Nick Santora: What is your job description?
Ben Tibbetts: Adventure photographer. I also work as a high mountain guide for off-pist skiing , alpinism, rock climbing and ice climbing. I work fifty percent as a guide and fifty percent as a photographer, which gives me a lot of flexibility between the two.
What came first, the climbing or the photography?
It’s almost the same. I got my start at both at University basically, so 16 years.
What do you try to capture in your photographs?
I’m currently writing a guide book to the highest peaks of the Alps and the finest routes. So when I’m shooting something like that, I’m shooting images that capture the spirit of the climb. I’m doing it with friends or with clients and I’m trying to find points on the route that give the viewer a sense of what it’s like to be there: the exposure, the scale, the beauty of the mountains, the light in the early morning… Like most photographers, I work at the very beginning and very end of the day. Mostly it’s the very beginning, because with Alpine climbing you tend to get up at 2:00, 3:00, 4:00 in the morning, which means you’re well on the route by the time it gets light. The opportunities for getting both action and landscape shots are magnificent.

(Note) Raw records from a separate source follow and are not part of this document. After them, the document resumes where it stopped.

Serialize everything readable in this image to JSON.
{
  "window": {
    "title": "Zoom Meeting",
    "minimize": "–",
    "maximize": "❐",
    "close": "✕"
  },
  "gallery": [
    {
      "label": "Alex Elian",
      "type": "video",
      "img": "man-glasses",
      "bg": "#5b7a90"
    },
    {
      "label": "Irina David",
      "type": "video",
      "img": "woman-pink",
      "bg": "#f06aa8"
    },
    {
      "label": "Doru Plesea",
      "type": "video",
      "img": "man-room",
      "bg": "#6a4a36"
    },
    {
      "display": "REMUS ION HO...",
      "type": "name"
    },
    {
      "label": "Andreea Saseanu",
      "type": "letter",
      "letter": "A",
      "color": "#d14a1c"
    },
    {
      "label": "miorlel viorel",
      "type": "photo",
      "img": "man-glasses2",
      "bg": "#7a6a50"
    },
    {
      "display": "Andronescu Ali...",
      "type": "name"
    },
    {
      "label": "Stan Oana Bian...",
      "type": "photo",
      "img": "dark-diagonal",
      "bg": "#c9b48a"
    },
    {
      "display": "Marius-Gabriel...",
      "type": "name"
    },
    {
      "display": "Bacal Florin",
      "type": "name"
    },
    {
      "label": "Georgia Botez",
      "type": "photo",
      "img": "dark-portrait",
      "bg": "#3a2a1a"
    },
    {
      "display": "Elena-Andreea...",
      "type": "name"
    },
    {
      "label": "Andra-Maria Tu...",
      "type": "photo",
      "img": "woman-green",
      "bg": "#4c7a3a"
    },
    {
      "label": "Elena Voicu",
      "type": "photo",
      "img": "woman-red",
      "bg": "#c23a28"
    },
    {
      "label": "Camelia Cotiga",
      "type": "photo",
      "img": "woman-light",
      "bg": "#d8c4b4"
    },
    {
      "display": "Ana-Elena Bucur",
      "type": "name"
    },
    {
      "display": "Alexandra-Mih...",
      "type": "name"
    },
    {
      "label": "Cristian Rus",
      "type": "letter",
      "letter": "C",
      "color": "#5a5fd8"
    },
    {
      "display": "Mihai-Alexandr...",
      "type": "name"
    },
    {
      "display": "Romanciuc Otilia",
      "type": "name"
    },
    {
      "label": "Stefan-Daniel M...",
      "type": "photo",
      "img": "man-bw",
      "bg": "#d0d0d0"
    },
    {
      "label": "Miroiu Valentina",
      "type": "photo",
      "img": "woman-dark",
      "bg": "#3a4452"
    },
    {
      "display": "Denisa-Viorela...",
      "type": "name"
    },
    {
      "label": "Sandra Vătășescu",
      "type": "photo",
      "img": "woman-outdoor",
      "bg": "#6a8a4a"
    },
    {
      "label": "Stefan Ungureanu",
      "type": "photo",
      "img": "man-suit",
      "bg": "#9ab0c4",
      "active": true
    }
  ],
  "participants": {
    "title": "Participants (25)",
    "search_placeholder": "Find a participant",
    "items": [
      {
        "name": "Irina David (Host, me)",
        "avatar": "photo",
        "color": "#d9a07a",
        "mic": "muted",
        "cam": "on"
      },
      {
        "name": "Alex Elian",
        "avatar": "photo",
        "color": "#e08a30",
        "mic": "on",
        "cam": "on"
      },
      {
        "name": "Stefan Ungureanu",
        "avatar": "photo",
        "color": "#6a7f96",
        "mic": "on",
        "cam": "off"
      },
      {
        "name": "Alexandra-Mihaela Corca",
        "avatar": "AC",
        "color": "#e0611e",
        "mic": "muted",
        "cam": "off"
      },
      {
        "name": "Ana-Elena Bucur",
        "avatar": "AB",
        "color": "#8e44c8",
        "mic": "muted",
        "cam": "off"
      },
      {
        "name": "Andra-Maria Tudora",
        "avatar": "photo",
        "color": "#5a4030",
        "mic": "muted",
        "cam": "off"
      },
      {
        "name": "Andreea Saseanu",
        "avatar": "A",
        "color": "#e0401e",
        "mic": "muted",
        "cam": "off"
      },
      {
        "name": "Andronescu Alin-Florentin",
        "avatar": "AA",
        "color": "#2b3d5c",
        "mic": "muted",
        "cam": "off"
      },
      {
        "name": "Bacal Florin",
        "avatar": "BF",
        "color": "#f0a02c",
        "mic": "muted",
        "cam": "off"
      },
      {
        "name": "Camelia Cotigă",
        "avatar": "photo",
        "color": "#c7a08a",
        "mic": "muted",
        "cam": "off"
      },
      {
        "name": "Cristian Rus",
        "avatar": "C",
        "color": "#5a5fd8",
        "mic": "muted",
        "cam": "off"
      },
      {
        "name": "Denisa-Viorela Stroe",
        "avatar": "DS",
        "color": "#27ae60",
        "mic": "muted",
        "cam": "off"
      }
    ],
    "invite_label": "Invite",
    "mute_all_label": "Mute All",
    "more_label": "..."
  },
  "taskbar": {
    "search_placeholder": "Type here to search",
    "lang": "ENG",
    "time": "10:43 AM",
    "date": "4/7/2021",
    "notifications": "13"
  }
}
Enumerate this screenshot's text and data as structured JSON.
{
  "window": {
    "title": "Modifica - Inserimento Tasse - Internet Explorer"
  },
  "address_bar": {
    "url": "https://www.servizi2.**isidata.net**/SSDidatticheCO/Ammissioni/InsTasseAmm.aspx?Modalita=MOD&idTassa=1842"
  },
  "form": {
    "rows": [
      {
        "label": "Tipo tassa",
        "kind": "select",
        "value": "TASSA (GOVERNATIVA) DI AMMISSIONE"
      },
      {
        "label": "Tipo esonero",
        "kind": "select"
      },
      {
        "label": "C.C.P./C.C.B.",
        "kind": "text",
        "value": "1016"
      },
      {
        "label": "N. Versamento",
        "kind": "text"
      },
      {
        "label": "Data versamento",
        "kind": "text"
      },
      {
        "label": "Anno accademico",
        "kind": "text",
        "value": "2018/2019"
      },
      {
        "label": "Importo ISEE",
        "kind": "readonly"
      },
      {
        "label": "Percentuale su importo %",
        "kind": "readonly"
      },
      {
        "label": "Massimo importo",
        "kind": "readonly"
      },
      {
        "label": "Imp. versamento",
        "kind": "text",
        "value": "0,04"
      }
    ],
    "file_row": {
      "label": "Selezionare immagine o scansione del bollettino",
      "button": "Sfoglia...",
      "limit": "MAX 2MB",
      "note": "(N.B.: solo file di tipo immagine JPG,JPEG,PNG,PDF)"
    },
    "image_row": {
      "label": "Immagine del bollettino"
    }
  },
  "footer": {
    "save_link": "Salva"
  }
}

With the stuff that’s more commercial, it’s quite often focused on a product like clothing or climbing hardware. You still have the context of where you are on the mountain, but maybe you’re using a much tighter focus and playing with movement a lot more and trying to express that garment or whatever it is. That’s work, where as doing big routes and bringing back great photos is what I’m really passionate about.

What kind of equipment do you use?
I’m using professional top-end Nikon cameras and lenses. I tend to carry a full-weight SLR, a wide-angle lens and a telephoto. I probably only use the telephoto for ten minutes every day and it weights a kilo, so it’s a pain in the ass, but during those ten minutes in the high mountains at dawn, you’re guaranteed to get some image, in some direction, so it’s always worth carrying. The wide-angle lens is usually for trying to get whoever I’m with, in the context of the route. I try to make an image that characterizes what the route’s about.
All the climbing gear is professional because it’s all regulated. There are international norms for the strength of the equipment. Your axes have to resist a certain bending force and your harness has to take a certain weight and stuff like that. Because my cameras are so heavy, I tend to carry lightweight gear, so there’s not much margin for error if I get caught out in bad weather. I work with quite a few brands so I can really use whatever is newest on the market.
Who are some of these brands you work with?
I just did something for Patagonia. I tend to work with a variety of brands – Rab, Lowe Alpine, Mountain Equipment, Scarpa, which is a shoe brand, DMM, who make hardware…there are quite a few ski brands, and then some eyewear like Julbo. Most of these shoots I do in my backyard, which is sort of the Mont Blanc Massif above Chamonix because I know it well and I can get out there, get a good shoot and not waste time hunting the conditions I’m after.

When did you realize you could make a career out of this?
It took about ten years to get to the stage where I could demand a sensible wage. The guiding and the photography are slightly different stories. In the U.K., which is where I studied and grew up, working as a guide is similar to the U.S., where’s it’s been beaten down to a fairly democratic price-point. Because the level of qualifications is quite low, a lot of people do it and the price gets driven down. I pursued the qualifications in the U.K. for five years and then realized I would remain on a student wage for the rest of my life if I did that. I started thinking of whether I had the skills to become an Alpine guide and for the next five years I realized that I probably wasn’t a good enough climber.
In the middle of this, I spent about a year and a half in the Antarctic and that was the point I realized that I had the skills to guide people. I was working down there as a guide and I took something like 30,000 photos and that changed the game for me. I realized I had these two skills and I wondered how I could work to put them together. I’m still working it out. I’m not Jimmy Chin. National Geographic isn’t beating my door down yet. You have to work really hard in this industry because there are a lot of people who are really good. It’s fun, outdoors and adventurous, so a lot of photographers want to take it into a career, so it’s very competitive. It’s like living the dream. Everyone wants to live the dream, take photos in high mountains and get paid to do it.